Whether to go to the polls is the question voters will answer Tuesday
when Measure M -- which asks if the city should change to by-mail
elections -- appears on the ballot.
“The reason it’s on the ballot is because there was the biggest
voter turnout ever when we had mail-in ballots,” Vice Mayor Stacey
Murphy said of Measure M, which will go into effect only if approved
by the City Council, as well as voters.
The October 2001 all-mail special election drew response from 35%
of registered voters. However, the vote was for Measure A, an
initiative to limit airport noise and traffic, that was an issue of
widespread community concern.
Not everyone is convinced the change would be for the better.
“If you look at what’s happened, most people cast their [mail-in]
ballots the first week they get them,” Burbank resident Tom Kaptain
said. “They don’t pay attention to the issues.”

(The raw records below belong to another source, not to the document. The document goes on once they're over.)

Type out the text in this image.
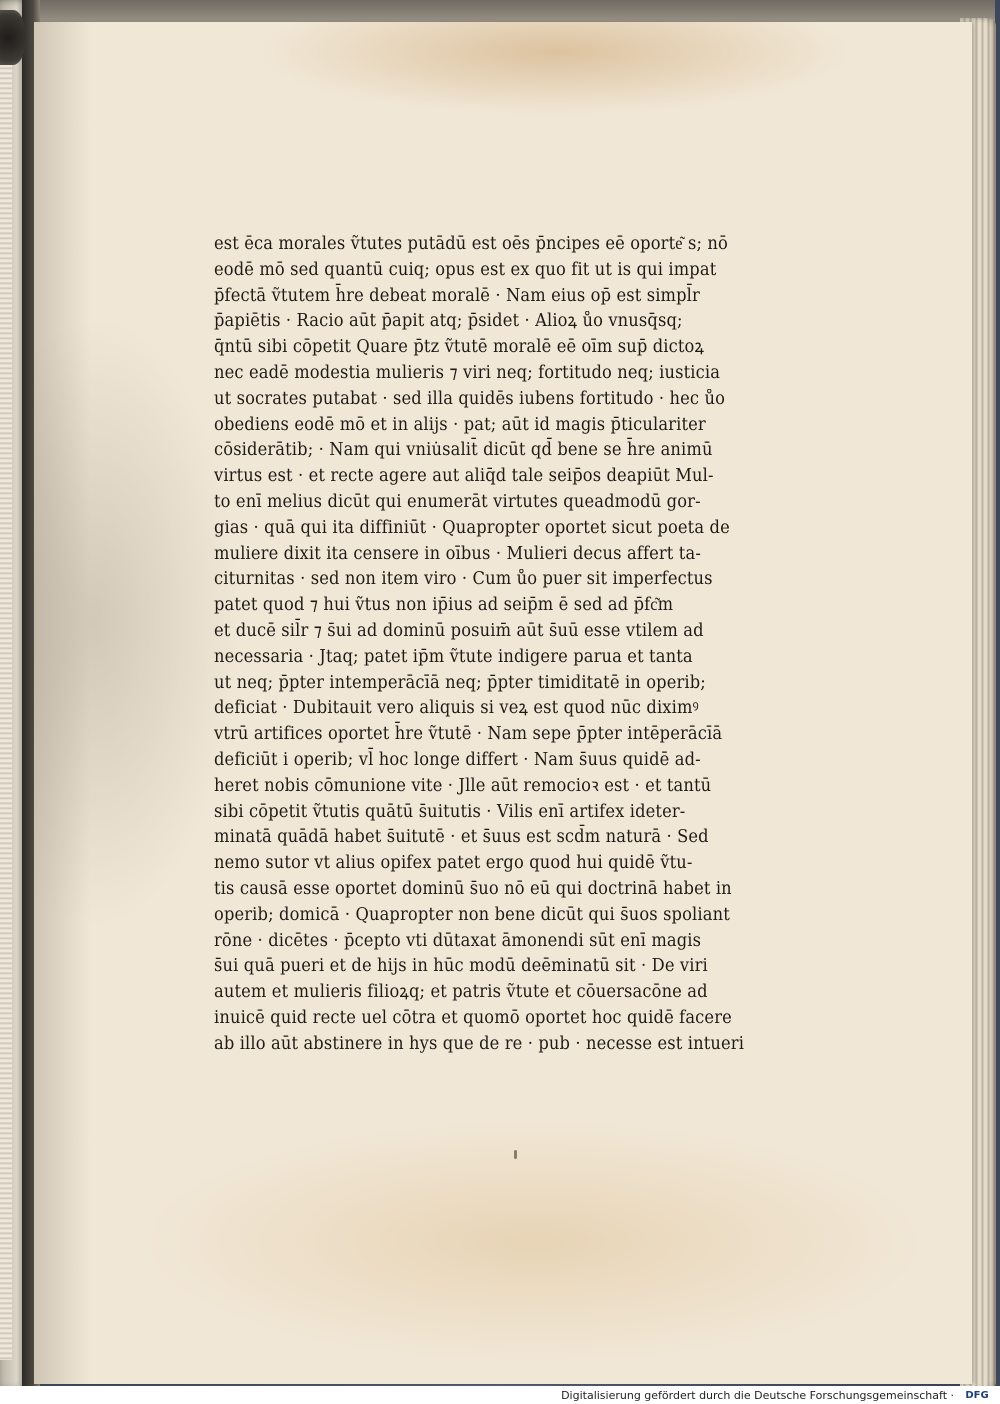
est ēca morales ṽtutes putādū est oēs p̄ncipes eē oporte͂ s; nō
eodē mō sed quantū cuiq; opus est ex quo fit ut is qui impat
p̄fectā ṽtutem h̄re debeat moralē · Nam eius op̄ est simpl̄r
p̄apiētis · Racio aūt p̄apit atq; p̄sidet · Alioꝝ ůo vnusq̄sq;
q̄ntū sibi cōpetit Quare p̄tz ṽtutē moralē eē oīm sup̄ dictoꝝ
nec eadē modestia mulieris ⁊ viri neq; fortitudo neq; iusticia
ut socrates putabat · sed illa quidēs iubens fortitudo · hec ůo
obediens eodē mō et in alijs · pat; aūt id magis p̄ticulariter
cōsiderātib; · Nam qui vniu̇salit̄ dicūt qd̄ bene se h̄re animū
virtus est · et recte agere aut aliq̄d tale seip̄os deapiūt Mul-
to enī melius dicūt qui enumerāt virtutes queadmodū gor-
gias · quā qui ita diffiniūt · Quapropter oportet sicut poeta de
muliere dixit ita censere in oībus · Mulieri decus affert ta-
citurnitas · sed non item viro · Cum ůo puer sit imperfectus
patet quod ⁊ hui̇ ṽtus non ip̄ius ad seip̄m ē sed ad p̄fc͂m
et ducē sil̄r ⁊ s̄ui ad dominū posuim̄ aūt s̄uū esse vtilem ad
necessaria · Jtaq; patet ip̄m ṽtute indigere parua et tanta
ut neq; p̄pter intemperācīā neq; p̄pter timiditatē in operib;
deficiat · Dubitauit vero aliquis si veꝝ est quod nūc diximꝰ
vtrū artifices oportet h̄re ṽtutē · Nam sepe p̄pter intēperācīā
deficiūt i operib; vl̄ hoc longe differt · Nam s̄uus quidē ad-
heret nobis cōmunione vite · Jlle aūt remocioꝛ est · et tantū
sibi cōpetit ṽtutis quātū s̄uitutis · Vilis enī artifex ideter-
minatā quādā habet s̄uitutē · et s̄uus est scd̄m naturā · Sed
nemo sutor vt alius opifex patet ergo quod hui̇ quidē ṽtu-
tis causā esse oportet dominū s̄uo nō eū qui doctrinā habet in
operib; domicā · Quapropter non bene dicūt qui s̄uos spoliant
rōne · dicētes · p̄cepto vti dūtaxat āmonendi sūt enī magis
s̄ui quā pueri et de hijs in hūc modū deēminatū sit · De viri
autem et mulieris filioꝝq; et patris ṽtute et cōuersacōne ad
inuicē quid recte uel cōtra et quomō oportet hoc quidē facere
ab illo aūt abstinere in hys que de re · pub · necesse est intueri
Digitalisierung gefördert durch die Deutsche Forschungsgemeinschaft ·	DFG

Kaptain wrote the argument against the measure that appears in the
sample ballot. He is not alone in his concerns about the proposed
“The pitfalls, I think, are numerous,” said Douglas Cremer,
Woodbury University professor of history and interdisciplinary
studies. “Parents of young children will bring them to polls so they
can see the process of voting.”
Going through their own neighborhood to get to a public polling
place takes people away from thinking only of their own needs, but
thinking of the broader needs of the community, Cremer said.
If approved, the next all-mail election would be in 2005.